The partial disinvestment of the state-owned Steel Authority of India (SAIL) last week is turning out to be a case of the proverbial half-full or half-empty glass.
With some major achievements under its belt in the past including the start of a state-of-the-art blast furnace, India’s largest, at its IISCO Steel Plant (ISP) the offer for sale (OFS) to dump 5% of its equity (about 206 million shares) to raise $275 million was subscribed twice over, much of it bought by “heavyweight” institutional buyers such as the Life Insurance Corporation of India (LIC).
While the government called the over-subscription “positive,” some analysts were not so sure, pointing to the fact that LIC and some other banks had picked up about 45% of the shares that were available.
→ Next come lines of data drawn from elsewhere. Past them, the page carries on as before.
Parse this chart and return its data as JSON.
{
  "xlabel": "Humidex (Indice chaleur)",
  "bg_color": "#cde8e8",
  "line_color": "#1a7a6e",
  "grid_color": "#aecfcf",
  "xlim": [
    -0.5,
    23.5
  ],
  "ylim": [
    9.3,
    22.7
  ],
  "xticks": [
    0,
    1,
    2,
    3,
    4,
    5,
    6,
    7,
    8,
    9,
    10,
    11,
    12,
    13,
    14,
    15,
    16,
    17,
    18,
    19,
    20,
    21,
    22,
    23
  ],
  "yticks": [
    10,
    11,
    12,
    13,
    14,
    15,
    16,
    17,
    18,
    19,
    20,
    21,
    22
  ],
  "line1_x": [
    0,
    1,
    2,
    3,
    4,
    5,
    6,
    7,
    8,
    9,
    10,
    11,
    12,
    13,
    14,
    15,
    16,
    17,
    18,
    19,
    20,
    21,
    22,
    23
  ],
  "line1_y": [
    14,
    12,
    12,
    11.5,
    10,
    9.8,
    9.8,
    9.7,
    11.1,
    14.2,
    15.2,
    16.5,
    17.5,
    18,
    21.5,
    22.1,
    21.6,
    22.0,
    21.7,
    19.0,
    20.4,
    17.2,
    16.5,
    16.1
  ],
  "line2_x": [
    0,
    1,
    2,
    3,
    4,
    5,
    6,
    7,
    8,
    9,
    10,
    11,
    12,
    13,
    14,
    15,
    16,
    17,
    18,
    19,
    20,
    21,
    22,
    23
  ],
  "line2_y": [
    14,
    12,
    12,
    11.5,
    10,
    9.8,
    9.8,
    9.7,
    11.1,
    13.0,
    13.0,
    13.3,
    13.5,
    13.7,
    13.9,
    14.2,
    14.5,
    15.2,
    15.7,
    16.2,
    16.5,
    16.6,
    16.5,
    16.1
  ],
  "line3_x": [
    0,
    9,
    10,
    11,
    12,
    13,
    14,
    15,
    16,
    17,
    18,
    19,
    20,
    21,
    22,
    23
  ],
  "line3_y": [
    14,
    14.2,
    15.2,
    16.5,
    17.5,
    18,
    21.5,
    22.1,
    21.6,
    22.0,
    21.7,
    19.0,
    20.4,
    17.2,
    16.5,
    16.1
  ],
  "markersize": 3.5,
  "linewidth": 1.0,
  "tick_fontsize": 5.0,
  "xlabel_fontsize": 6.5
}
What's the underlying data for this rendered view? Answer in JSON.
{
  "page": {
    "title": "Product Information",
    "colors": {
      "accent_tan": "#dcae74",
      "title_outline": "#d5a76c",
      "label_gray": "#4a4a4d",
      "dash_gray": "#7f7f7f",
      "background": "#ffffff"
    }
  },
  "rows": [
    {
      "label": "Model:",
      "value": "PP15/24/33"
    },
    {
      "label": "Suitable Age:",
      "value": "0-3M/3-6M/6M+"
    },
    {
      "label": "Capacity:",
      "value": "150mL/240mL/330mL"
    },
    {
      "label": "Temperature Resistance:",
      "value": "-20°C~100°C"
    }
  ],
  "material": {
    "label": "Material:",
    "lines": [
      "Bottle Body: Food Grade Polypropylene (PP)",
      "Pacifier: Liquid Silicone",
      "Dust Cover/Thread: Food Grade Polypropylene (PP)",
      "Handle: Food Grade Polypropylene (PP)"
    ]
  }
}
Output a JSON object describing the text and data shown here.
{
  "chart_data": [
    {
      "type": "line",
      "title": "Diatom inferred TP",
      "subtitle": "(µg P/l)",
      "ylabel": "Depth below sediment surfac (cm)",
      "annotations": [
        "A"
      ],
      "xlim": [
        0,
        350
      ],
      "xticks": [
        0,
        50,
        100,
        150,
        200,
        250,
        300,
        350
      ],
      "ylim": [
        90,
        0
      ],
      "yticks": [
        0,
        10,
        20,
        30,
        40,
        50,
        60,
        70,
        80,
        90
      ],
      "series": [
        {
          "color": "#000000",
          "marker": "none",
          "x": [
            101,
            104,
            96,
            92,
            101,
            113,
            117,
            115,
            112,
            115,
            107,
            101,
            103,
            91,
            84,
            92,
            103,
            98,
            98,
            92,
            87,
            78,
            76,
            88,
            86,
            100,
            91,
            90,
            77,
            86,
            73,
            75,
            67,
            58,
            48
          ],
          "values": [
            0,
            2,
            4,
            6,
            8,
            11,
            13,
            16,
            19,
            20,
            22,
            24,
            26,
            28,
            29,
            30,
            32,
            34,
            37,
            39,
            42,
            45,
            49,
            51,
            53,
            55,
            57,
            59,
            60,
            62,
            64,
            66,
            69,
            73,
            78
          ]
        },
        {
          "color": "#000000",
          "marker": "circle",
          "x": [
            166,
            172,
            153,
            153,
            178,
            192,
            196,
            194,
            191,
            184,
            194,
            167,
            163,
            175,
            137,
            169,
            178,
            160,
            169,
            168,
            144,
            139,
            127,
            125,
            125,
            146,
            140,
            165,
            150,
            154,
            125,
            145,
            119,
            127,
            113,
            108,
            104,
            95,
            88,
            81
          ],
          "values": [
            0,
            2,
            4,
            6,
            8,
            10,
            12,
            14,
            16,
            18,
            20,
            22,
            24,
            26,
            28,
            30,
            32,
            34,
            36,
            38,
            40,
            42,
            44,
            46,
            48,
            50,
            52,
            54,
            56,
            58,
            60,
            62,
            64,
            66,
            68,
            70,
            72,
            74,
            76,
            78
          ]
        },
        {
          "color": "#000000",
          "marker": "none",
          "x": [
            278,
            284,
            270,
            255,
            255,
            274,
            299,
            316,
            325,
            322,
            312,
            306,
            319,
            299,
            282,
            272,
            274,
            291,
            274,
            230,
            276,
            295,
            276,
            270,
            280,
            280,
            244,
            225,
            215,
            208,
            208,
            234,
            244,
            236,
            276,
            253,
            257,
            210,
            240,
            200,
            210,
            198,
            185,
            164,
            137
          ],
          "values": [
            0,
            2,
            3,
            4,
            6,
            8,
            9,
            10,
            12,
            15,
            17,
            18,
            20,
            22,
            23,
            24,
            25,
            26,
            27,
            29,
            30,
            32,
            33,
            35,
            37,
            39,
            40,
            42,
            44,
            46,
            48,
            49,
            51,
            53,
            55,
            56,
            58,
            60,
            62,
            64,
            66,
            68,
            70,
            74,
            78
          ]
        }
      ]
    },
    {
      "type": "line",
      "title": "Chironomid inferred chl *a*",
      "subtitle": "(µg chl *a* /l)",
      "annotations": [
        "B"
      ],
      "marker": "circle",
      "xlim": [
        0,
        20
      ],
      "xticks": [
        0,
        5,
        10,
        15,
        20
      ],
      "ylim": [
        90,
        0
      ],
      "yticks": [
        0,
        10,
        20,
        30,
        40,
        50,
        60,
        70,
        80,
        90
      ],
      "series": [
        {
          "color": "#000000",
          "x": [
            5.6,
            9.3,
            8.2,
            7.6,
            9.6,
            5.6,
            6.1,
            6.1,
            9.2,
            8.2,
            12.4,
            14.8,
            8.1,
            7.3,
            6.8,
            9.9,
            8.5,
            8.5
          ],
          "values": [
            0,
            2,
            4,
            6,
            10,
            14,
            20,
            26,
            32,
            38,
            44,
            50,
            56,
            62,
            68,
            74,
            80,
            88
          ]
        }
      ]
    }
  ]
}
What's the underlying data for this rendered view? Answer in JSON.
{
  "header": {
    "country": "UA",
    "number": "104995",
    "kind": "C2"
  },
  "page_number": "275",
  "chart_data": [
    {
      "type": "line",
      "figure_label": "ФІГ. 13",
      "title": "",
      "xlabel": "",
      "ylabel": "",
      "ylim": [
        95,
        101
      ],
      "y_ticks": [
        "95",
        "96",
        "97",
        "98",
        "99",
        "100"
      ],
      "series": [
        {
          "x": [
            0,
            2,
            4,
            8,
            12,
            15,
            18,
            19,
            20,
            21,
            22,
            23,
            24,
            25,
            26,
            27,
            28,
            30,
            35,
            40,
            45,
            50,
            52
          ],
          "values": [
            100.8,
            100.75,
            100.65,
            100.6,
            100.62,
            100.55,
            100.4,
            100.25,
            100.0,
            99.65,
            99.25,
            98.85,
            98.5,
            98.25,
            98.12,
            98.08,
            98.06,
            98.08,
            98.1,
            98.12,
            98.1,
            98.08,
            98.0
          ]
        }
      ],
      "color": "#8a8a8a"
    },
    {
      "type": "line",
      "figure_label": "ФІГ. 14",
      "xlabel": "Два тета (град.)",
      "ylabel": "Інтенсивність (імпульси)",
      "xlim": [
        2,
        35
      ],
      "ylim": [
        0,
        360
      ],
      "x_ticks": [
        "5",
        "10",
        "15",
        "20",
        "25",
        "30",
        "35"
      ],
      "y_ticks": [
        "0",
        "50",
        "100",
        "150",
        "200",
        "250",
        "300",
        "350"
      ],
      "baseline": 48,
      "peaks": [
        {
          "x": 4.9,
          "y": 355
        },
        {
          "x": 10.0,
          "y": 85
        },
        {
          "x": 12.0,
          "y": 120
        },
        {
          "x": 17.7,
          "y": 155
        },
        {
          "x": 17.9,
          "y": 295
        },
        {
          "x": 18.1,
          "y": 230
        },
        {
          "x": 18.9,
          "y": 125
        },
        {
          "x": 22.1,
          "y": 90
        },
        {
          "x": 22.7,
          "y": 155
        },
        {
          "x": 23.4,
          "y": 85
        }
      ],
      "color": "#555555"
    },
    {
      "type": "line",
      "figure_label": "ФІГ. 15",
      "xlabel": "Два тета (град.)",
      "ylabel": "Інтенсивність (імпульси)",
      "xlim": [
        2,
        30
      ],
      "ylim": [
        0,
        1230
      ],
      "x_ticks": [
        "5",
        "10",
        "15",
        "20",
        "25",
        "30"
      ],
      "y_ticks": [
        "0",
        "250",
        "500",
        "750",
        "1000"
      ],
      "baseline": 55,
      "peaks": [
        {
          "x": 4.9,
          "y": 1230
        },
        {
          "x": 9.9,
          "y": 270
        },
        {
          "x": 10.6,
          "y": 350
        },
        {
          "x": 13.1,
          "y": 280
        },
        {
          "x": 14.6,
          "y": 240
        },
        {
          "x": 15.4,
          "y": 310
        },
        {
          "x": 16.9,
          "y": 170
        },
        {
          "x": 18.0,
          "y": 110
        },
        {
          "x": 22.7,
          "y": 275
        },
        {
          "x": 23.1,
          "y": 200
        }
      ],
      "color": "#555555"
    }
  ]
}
This, despite the fact that retail investors had bid for more than twice the number of shares that were up.
With this sale, India has reembarked on it ambitious program to sell off some of the government’s stakes in state-run companies. The positive response from investors to the sale of SAIL shares could pave the way for forthcoming divestments, including a stock offering in Coal India Ltd., the world’s largest coal miner.
According to this report in The Business Standard, a year and a half ago the government had to work hard to sell a 5% stake in SAIL. A few hours before the issue was scheduled to close, the LIC bailed out what would have been a failed sale by buying a major chunk of unsold shares.
Last week, though, the market was bullish, and even retail investors bid for more than twice the number of shares on offer; but, “in spite of strong demand, LIC was the biggest participant once again, mopping up nearly 40% of the shares on offer.”